On our last day in Florida, we went to the farmer’s market. My mom knows how much I love farmer’s markets and wanted to bring us to the West Palm Beach Green Market for the previous two years we visited her, but the timing didn’t work out for us to go. This year we planned to be there on a Saturday, so we were able to make it. (Wait. Scratch that. We did go once, but arrived too late, the market was over and the booths were being packed up.) We went to a small farmer’s market closer to where my mom lives one year, but we wanted to check out the bigger one.
Whenever I travel, I love seeing and experiencing different kinds of food. I love tasting fresh flavors, combinations I had never thought of before, and unique spices. It gives me new inspirations to bring home to my own kitchen. I bask in the feeling of my taste buds coming alive at a really good restaurant and in the sensory delight of walking through farmer’s markets filled with color. It fills my senses and I just love good food, plain and simple.
It was fun to walk around the farmer’s market in Florida and see so many fruits I’d never seen before, and yet many familiar staples as well. I was curious about the different things they could grow there and thought they would have fresh foods available so much of the year because of their longer growing season (but I was told it gets too hot to grow food there part of the year.) Coming from Oregon, I was sure amazed to see all that colorful, fresh food in February!
We saw fresh fruit and vegetables, seafood, pickled vegetables, free-range meats, the hugest avocados I’ve ever seen (I asked Bracken to put his hand next to one to show the size), smoothies, juices, and ferments. We got to sample different things while we were there and tried some fermented cashew cheese that was delicious. (I had never heard of that before.) What really made me happy was getting to drink out of a fresh coconut! There was a booth that sold green coconuts, cut them open for you, and handed them to you with a straw. It wasn’t my first time drinking out of a coconut, but it was my first freshly picked one. It was really good, not too sweet, and so refreshing.
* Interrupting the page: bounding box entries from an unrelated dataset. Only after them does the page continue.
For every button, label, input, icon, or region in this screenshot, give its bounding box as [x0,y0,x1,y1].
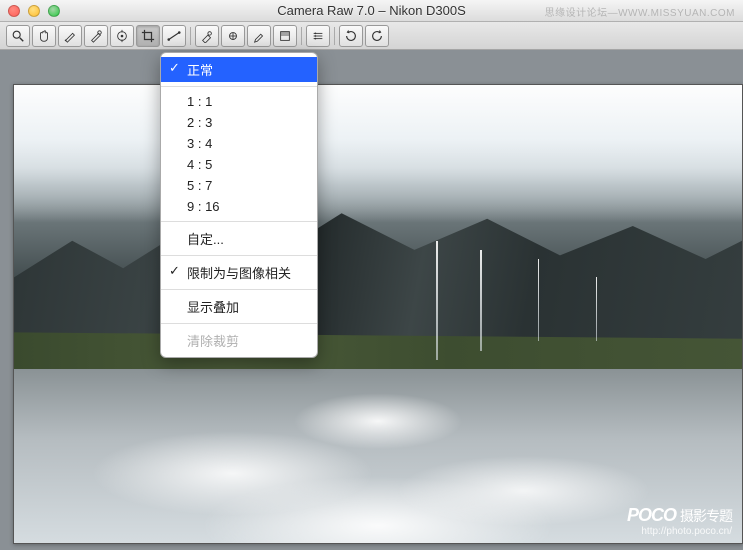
menu-item-show-overlay[interactable]: 显示叠加 [161,294,317,319]
color-sampler-tool[interactable] [84,25,108,47]
spot-removal-tool[interactable] [195,25,219,47]
separator [190,27,191,45]
rotate-ccw-button[interactable] [339,25,363,47]
menu-item-ratio-5-7[interactable]: 5 : 7 [161,175,317,196]
zoom-button[interactable] [48,5,60,17]
watermark-logo-text: 摄影专题 [680,508,732,524]
white-balance-tool[interactable] [58,25,82,47]
redeye-tool[interactable] [221,25,245,47]
rotate-cw-button[interactable] [365,25,389,47]
menu-item-clear-crop: 清除裁剪 [161,328,317,353]
check-icon: ✓ [169,263,180,279]
crop-tool[interactable] [136,25,160,47]
toolbar [0,22,743,50]
watermark-url: http://photo.poco.cn/ [627,526,732,537]
menu-item-custom[interactable]: 自定... [161,226,317,251]
targeted-adjust-tool[interactable] [110,25,134,47]
menu-item-ratio-1-1[interactable]: 1 : 1 [161,91,317,112]
separator [161,289,317,290]
close-button[interactable] [8,5,20,17]
graduated-filter-tool[interactable] [273,25,297,47]
zoom-tool[interactable] [6,25,30,47]
preview-image [14,85,742,543]
straighten-tool[interactable] [162,25,186,47]
image-preview[interactable]: POCO 摄影专题 http://photo.poco.cn/ [13,84,743,544]
window-title: Camera Raw 7.0 – Nikon D300S [277,3,466,18]
canvas-area: POCO 摄影专题 http://photo.poco.cn/ [0,50,743,550]
menu-item-ratio-4-5[interactable]: 4 : 5 [161,154,317,175]
watermark-bottom: POCO 摄影专题 http://photo.poco.cn/ [627,505,732,537]
preferences-button[interactable] [306,25,330,47]
check-icon: ✓ [169,60,180,76]
menu-item-ratio-2-3[interactable]: 2 : 3 [161,112,317,133]
adjustment-brush-tool[interactable] [247,25,271,47]
separator [161,86,317,87]
hand-tool[interactable] [32,25,56,47]
separator [334,27,335,45]
minimize-button[interactable] [28,5,40,17]
watermark-top: 思缘设计论坛—WWW.MISSYUAN.COM [545,4,735,19]
menu-item-ratio-9-16[interactable]: 9 : 16 [161,196,317,217]
watermark-brand: POCO [627,505,676,525]
menu-item-constrain[interactable]: ✓限制为与图像相关 [161,260,317,285]
menu-item-ratio-3-4[interactable]: 3 : 4 [161,133,317,154]
crop-menu: ✓正常 1 : 1 2 : 3 3 : 4 4 : 5 5 : 7 9 : 16… [160,52,318,358]
separator [161,221,317,222]
separator [161,255,317,256]
menu-item-normal[interactable]: ✓正常 [161,57,317,82]
window-controls [0,5,60,17]
separator [301,27,302,45]
separator [161,323,317,324]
In addition to food, they had plants for sale and we exclaimed over the pineapple plant. (How cool would it be to grow your own pineapples in your yard?!) I also find air plants really fascinating and marvel that there can be such a thing. (Have I mentioned how much I love the banyan trees throughout Florida?) Something I really loved about the West Palm Beach Green Market was the fact that they had a firetruck parked there for children to visit and get a chance to sit in. They told us they have it there every Saturday. What a great idea. They also had a lot of green space to run around, places for kids to play, and the setting was beautiful, with the waterfront right across the street.
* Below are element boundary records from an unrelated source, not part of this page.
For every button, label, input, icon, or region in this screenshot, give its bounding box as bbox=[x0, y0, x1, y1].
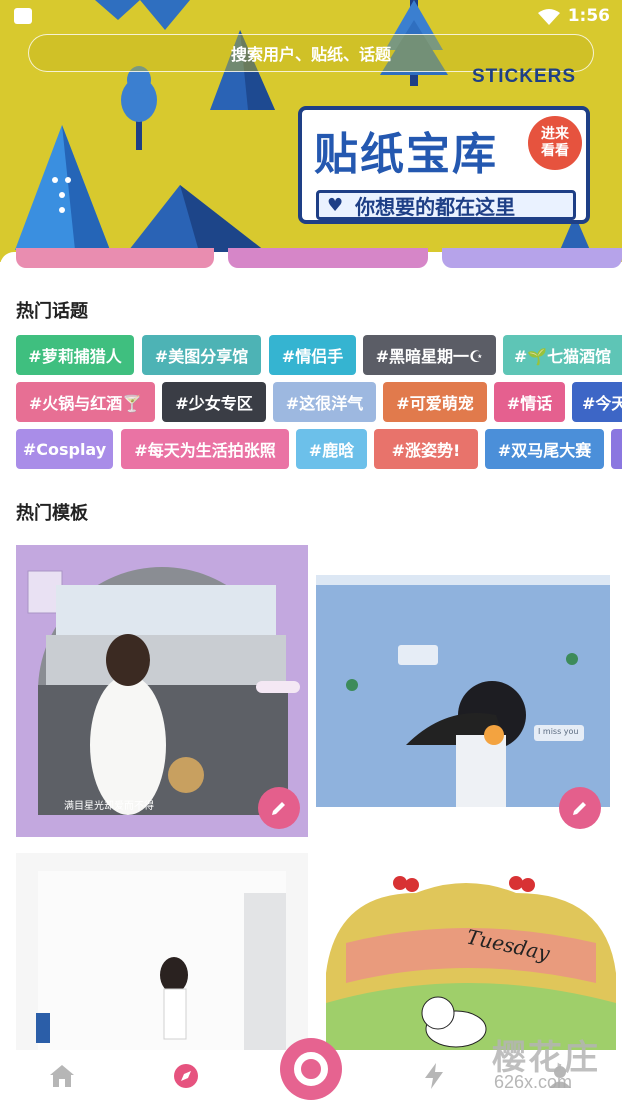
template-preview bbox=[36, 871, 286, 1050]
topic-tag[interactable]: #情话 bbox=[494, 382, 565, 422]
topic-tag[interactable]: #🌱七猫酒馆 bbox=[503, 335, 622, 375]
hot-templates-title: 热门模板 bbox=[16, 503, 88, 524]
topic-tag[interactable]: #可爱萌宠 bbox=[383, 382, 487, 422]
home-icon bbox=[50, 1065, 74, 1087]
enter-badge[interactable]: 进来 看看 bbox=[528, 116, 582, 170]
badge-line1: 进来 bbox=[541, 126, 569, 142]
topic-tag[interactable]: #每天为生活拍张照 bbox=[121, 429, 289, 469]
template-caption: I miss you bbox=[538, 727, 579, 736]
template-preview bbox=[326, 876, 616, 1050]
topic-tag[interactable]: #这很洋气 bbox=[273, 382, 376, 422]
topic-tag[interactable]: #Cosplay bbox=[16, 429, 113, 469]
nav-flash[interactable] bbox=[418, 1060, 450, 1092]
nav-discover[interactable] bbox=[170, 1060, 202, 1092]
carousel-card-prev[interactable] bbox=[16, 248, 214, 268]
carousel-card-next[interactable] bbox=[442, 248, 622, 268]
topic-tag[interactable]: #火锅与红酒🍸 bbox=[16, 382, 155, 422]
edit-template-button[interactable] bbox=[559, 787, 601, 829]
sticker-board: 贴纸宝库 进来 看看 ♥ 你想要的都在这里 bbox=[298, 106, 590, 224]
carousel-peek bbox=[0, 248, 622, 270]
nav-home[interactable] bbox=[46, 1060, 78, 1092]
topic-tag[interactable]: #美图分享馆 bbox=[142, 335, 261, 375]
watermark-url: 626x.com bbox=[494, 1072, 573, 1092]
stickers-banner[interactable]: 1:56 搜索用户、贴纸、话题 STICKERS 贴纸宝库 进来 看看 ♥ 你想要… bbox=[0, 0, 622, 262]
topic-tag[interactable]: #情侣手 bbox=[269, 335, 356, 375]
banner-subtitle: 你想要的都在这里 bbox=[355, 194, 516, 219]
discover-icon bbox=[174, 1064, 198, 1088]
template-card[interactable] bbox=[16, 853, 308, 1050]
carousel-card-current[interactable] bbox=[228, 248, 428, 268]
template-card[interactable]: Tuesday bbox=[316, 853, 622, 1050]
topic-tag[interactable]: #双马尾大赛 bbox=[485, 429, 604, 469]
pencil-icon bbox=[272, 802, 285, 815]
pencil-icon bbox=[573, 802, 586, 815]
badge-line2: 看看 bbox=[541, 143, 569, 159]
banner-subtitle-box: ♥ 你想要的都在这里 bbox=[316, 190, 576, 220]
topic-tag[interactable]: #少女专区 bbox=[162, 382, 266, 422]
topic-tag[interactable]: #今天 bbox=[572, 382, 622, 422]
status-time: 1:56 bbox=[567, 6, 610, 26]
wifi-icon bbox=[538, 9, 560, 25]
template-card[interactable]: 满目星光却爱而不得 bbox=[16, 545, 308, 837]
template-card[interactable]: I miss you bbox=[316, 545, 622, 837]
topic-tag[interactable] bbox=[611, 429, 622, 469]
topic-tag[interactable]: #鹿晗 bbox=[296, 429, 367, 469]
banner-title: 贴纸宝库 bbox=[314, 129, 498, 180]
notification-icon bbox=[14, 8, 32, 24]
create-icon bbox=[294, 1052, 328, 1086]
topic-tag[interactable]: #涨姿势! bbox=[374, 429, 478, 469]
topic-tag[interactable]: #黑暗星期一☪ bbox=[363, 335, 496, 375]
edit-template-button[interactable] bbox=[258, 787, 300, 829]
template-caption: 满目星光却爱而不得 bbox=[64, 801, 154, 812]
stickers-tag: STICKERS bbox=[472, 66, 577, 87]
heart-icon: ♥ bbox=[327, 194, 344, 216]
hot-topics-title: 热门话题 bbox=[16, 301, 88, 322]
topic-tag[interactable]: #萝莉捕猎人 bbox=[16, 335, 134, 375]
flash-icon bbox=[425, 1063, 443, 1089]
create-button[interactable] bbox=[280, 1038, 342, 1100]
Going there also made me appreciate our farmer’s market in Eugene even more, because it’s truly the most amazing farmer’s market I’ve ever been to, even compared to ones I’ve seen in much larger cities. And I feel pretty lucky to have such a gem of a farmer’s market nearby. At our local farmer’s market you are only allowed to sell what you grow, and I was surprised to see at the WPB farmer’s market that there was a lot of produce for sale straight from the grocery store with stickers on it. I noticed that overall organic food was harder to find in Florida and was more expensive at the grocery stores as well. But I think the availability of organic food is changing due to demand, not only in Florida, but everywhere. Wherever we live, our local farmers sure appreciate our support and farm fresh food is just so good.
This concludes my Florida posts. Until next year!
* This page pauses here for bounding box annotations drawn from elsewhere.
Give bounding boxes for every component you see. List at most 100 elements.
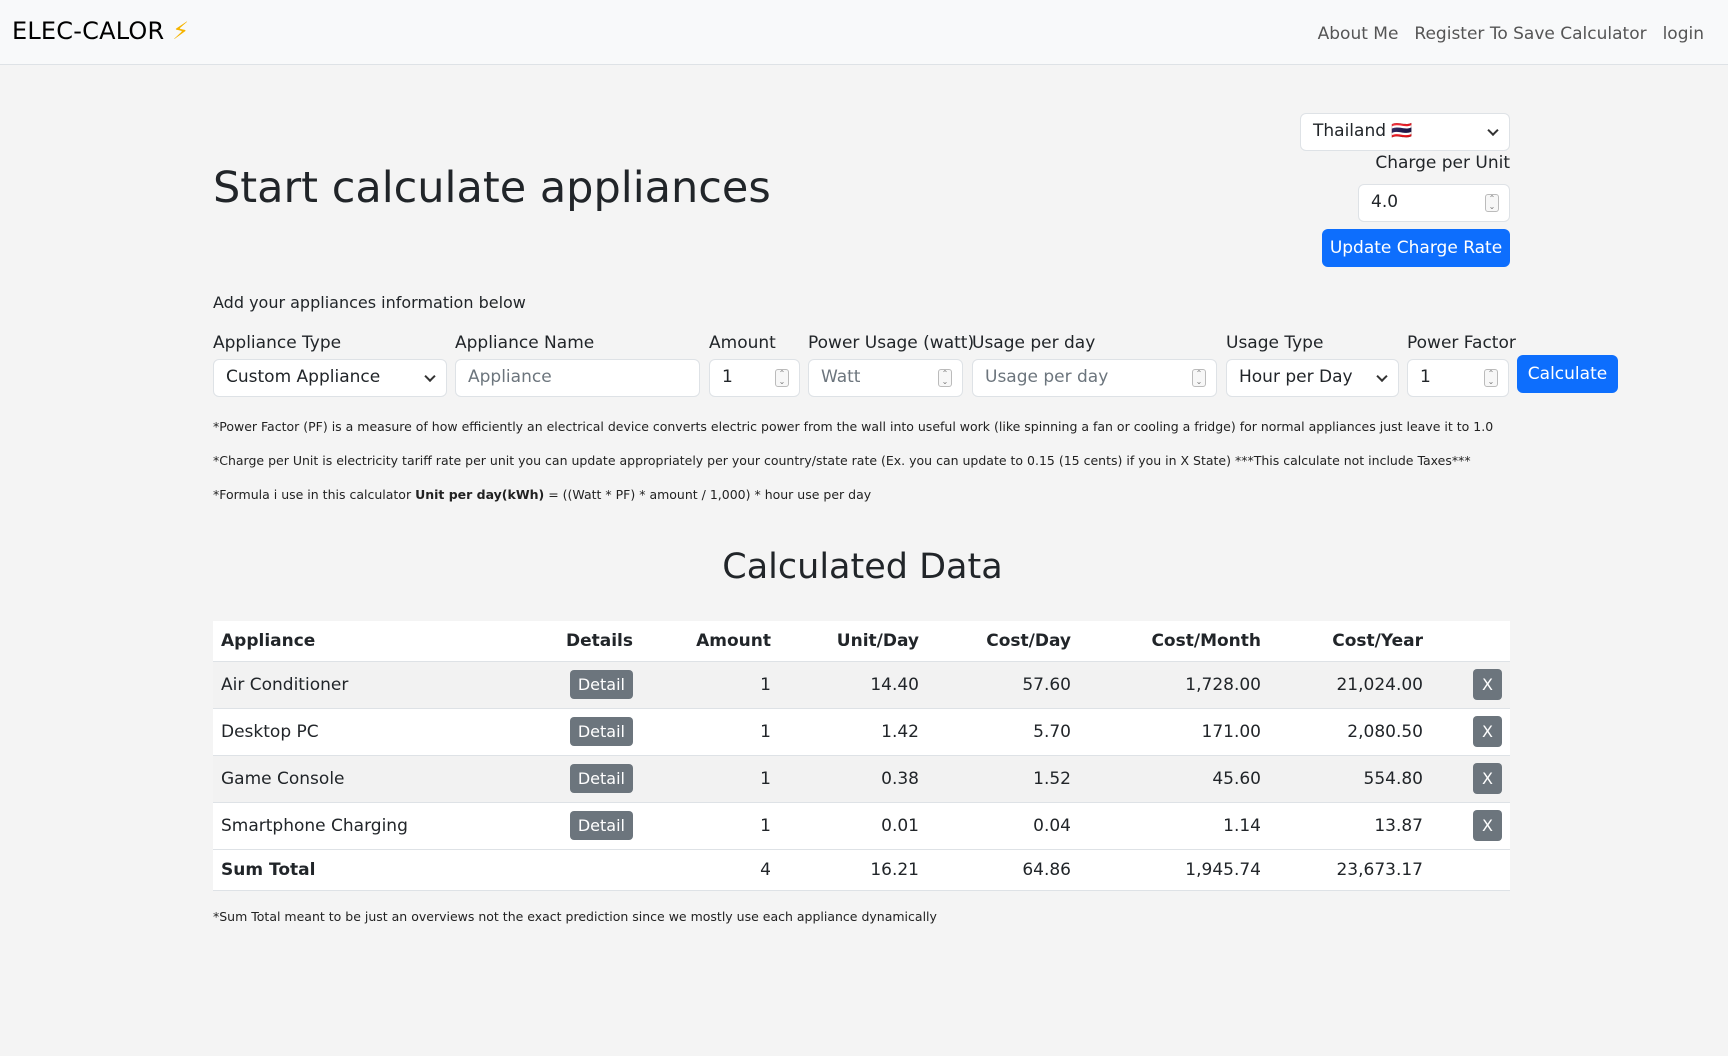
spinner-icon[interactable]: ⌃ ⌄ — [938, 369, 952, 387]
cell-cost-month: 45.60 — [1079, 755, 1269, 803]
amount-value: 1 — [722, 367, 733, 387]
formula-bold: Unit per day(kWh) — [415, 487, 545, 502]
cell-cost-year: 21,024.00 — [1269, 661, 1431, 709]
cell-cost-month: 1,728.00 — [1079, 661, 1269, 709]
power-usage-input[interactable]: Watt ⌃ ⌄ — [808, 359, 963, 397]
delete-button[interactable]: X — [1473, 763, 1502, 794]
power-factor-label: Power Factor — [1407, 333, 1516, 353]
cell-actions: X — [1431, 661, 1510, 709]
spinner-icon[interactable]: ⌃ ⌄ — [1192, 369, 1206, 387]
detail-button[interactable]: Detail — [569, 811, 633, 840]
appliance-type-field: Appliance Type Custom Appliance — [213, 333, 447, 397]
cell-unit-day: 0.38 — [779, 755, 927, 803]
formula-note: *Formula i use in this calculator Unit p… — [213, 487, 871, 502]
detail-button[interactable]: Detail — [569, 717, 633, 746]
usage-per-day-input[interactable]: Usage per day ⌃ ⌄ — [972, 359, 1217, 397]
delete-button[interactable]: X — [1473, 810, 1502, 841]
navbar: ELEC-CALOR ⚡ About Me Register To Save C… — [0, 0, 1728, 65]
update-charge-rate-button[interactable]: Update Charge Rate — [1322, 229, 1510, 267]
cell-actions: X — [1431, 802, 1510, 850]
delete-button[interactable]: X — [1473, 716, 1502, 747]
chevron-down-icon — [424, 370, 436, 383]
sum-total-note: *Sum Total meant to be just an overviews… — [213, 909, 937, 924]
usage-type-select[interactable]: Hour per Day — [1226, 359, 1399, 397]
spinner-icon[interactable]: ⌃ ⌄ — [1485, 194, 1499, 212]
calculated-data-table: Appliance Details Amount Unit/Day Cost/D… — [213, 621, 1510, 891]
appliance-name-input[interactable]: Appliance — [455, 359, 700, 397]
country-select[interactable]: Thailand 🇹🇭 — [1300, 113, 1510, 151]
col-amount: Amount — [641, 621, 779, 662]
appliance-name-field: Appliance Name Appliance — [455, 333, 700, 397]
cell-details: Detail — [483, 708, 641, 756]
usage-type-field: Usage Type Hour per Day — [1226, 333, 1399, 397]
cell-cost-day: 5.70 — [927, 708, 1079, 756]
col-cost-year: Cost/Year — [1269, 621, 1431, 662]
power-factor-value: 1 — [1420, 367, 1431, 387]
nav-about-me-link[interactable]: About Me — [1318, 24, 1399, 44]
sum-total-row: Sum Total 4 16.21 64.86 1,945.74 23,673.… — [213, 849, 1510, 891]
cell-cost-year: 554.80 — [1269, 755, 1431, 803]
brand-logo[interactable]: ELEC-CALOR ⚡ — [12, 17, 189, 45]
delete-button[interactable]: X — [1473, 669, 1502, 700]
power-factor-field: Power Factor 1 ⌃ ⌄ — [1407, 333, 1516, 397]
chevron-down-icon — [1487, 124, 1499, 137]
brand-name[interactable]: ELEC-CALOR — [12, 17, 164, 45]
cell-details: Detail — [483, 755, 641, 803]
detail-button[interactable]: Detail — [569, 670, 633, 699]
cell-cost-day: 1.52 — [927, 755, 1079, 803]
cell-appliance: Desktop PC — [213, 708, 483, 756]
power-factor-note: *Power Factor (PF) is a measure of how e… — [213, 419, 1494, 434]
sum-total-label: Sum Total — [213, 849, 483, 891]
cell-amount: 1 — [641, 802, 779, 850]
page-title: Start calculate appliances — [213, 163, 771, 213]
appliance-type-select[interactable]: Custom Appliance — [213, 359, 447, 397]
cell-cost-day: 0.04 — [927, 802, 1079, 850]
sum-total-amount: 4 — [641, 849, 779, 891]
power-usage-placeholder: Watt — [821, 367, 861, 387]
power-factor-input[interactable]: 1 ⌃ ⌄ — [1407, 359, 1509, 397]
col-appliance: Appliance — [213, 621, 483, 662]
usage-per-day-field: Usage per day Usage per day ⌃ ⌄ — [972, 333, 1217, 397]
charge-per-unit-value: 4.0 — [1371, 192, 1399, 212]
charge-note: *Charge per Unit is electricity tariff r… — [213, 453, 1471, 468]
appliance-name-placeholder: Appliance — [468, 367, 552, 387]
table-row: Smartphone Charging Detail 1 0.01 0.04 1… — [213, 802, 1510, 850]
formula-rest: = ((Watt * PF) * amount / 1,000) * hour … — [544, 487, 872, 502]
table-row: Desktop PC Detail 1 1.42 5.70 171.00 2,0… — [213, 708, 1510, 756]
power-usage-field: Power Usage (watt) Watt ⌃ ⌄ — [808, 333, 974, 397]
formula-prefix: *Formula i use in this calculator — [213, 487, 416, 502]
cell-appliance: Game Console — [213, 755, 483, 803]
cell-unit-day: 1.42 — [779, 708, 927, 756]
cell-cost-month: 171.00 — [1079, 708, 1269, 756]
cell-amount: 1 — [641, 708, 779, 756]
usage-per-day-placeholder: Usage per day — [985, 367, 1109, 387]
col-cost-month: Cost/Month — [1079, 621, 1269, 662]
spinner-icon[interactable]: ⌃ ⌄ — [1484, 369, 1498, 387]
cell-appliance: Air Conditioner — [213, 661, 483, 709]
table-header-row: Appliance Details Amount Unit/Day Cost/D… — [213, 621, 1510, 662]
nav-register-link[interactable]: Register To Save Calculator — [1414, 24, 1646, 44]
appliance-type-label: Appliance Type — [213, 333, 342, 353]
spinner-icon[interactable]: ⌃ ⌄ — [775, 369, 789, 387]
sum-total-unit-day: 16.21 — [779, 849, 927, 891]
cell-actions: X — [1431, 708, 1510, 756]
cell-amount: 1 — [641, 661, 779, 709]
usage-type-value: Hour per Day — [1239, 367, 1353, 387]
chevron-down-icon — [1376, 370, 1388, 383]
cell-cost-day: 57.60 — [927, 661, 1079, 709]
calculated-data-title: Calculated Data — [722, 547, 1003, 587]
sum-total-cost-year: 23,673.17 — [1269, 849, 1431, 891]
calculate-button[interactable]: Calculate — [1517, 355, 1618, 393]
col-unit-day: Unit/Day — [779, 621, 927, 662]
detail-button[interactable]: Detail — [569, 764, 633, 793]
sum-total-details — [483, 849, 641, 891]
amount-input[interactable]: 1 ⌃ ⌄ — [709, 359, 800, 397]
cell-actions: X — [1431, 755, 1510, 803]
cell-cost-year: 13.87 — [1269, 802, 1431, 850]
sum-total-actions — [1431, 849, 1510, 891]
nav-login-link[interactable]: login — [1663, 24, 1704, 44]
charge-per-unit-input[interactable]: 4.0 ⌃ ⌄ — [1358, 184, 1510, 222]
appliance-name-label: Appliance Name — [455, 333, 595, 353]
usage-per-day-label: Usage per day — [972, 333, 1096, 353]
amount-label: Amount — [709, 333, 776, 353]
I long for May when our Oregon City Farmers Market opens for the season. We do have a year round farmers market but it’s just not the same.
Bracken looks quite dandy sitting in the drivers seat of that big red firetruck. Do they let them sound the horn? Maybe not because it would cause a few hearts to stop.
The buds are popping up everywhere with the sun and warmer weather these past weeks. It will time to start planting before we know it.
Ours is almost year round too, but it gets bigger starting in April. No, they didn’t let the kids sound the horn because it was right next to where everyone was walking at the farmer’s market and it would have been to loud.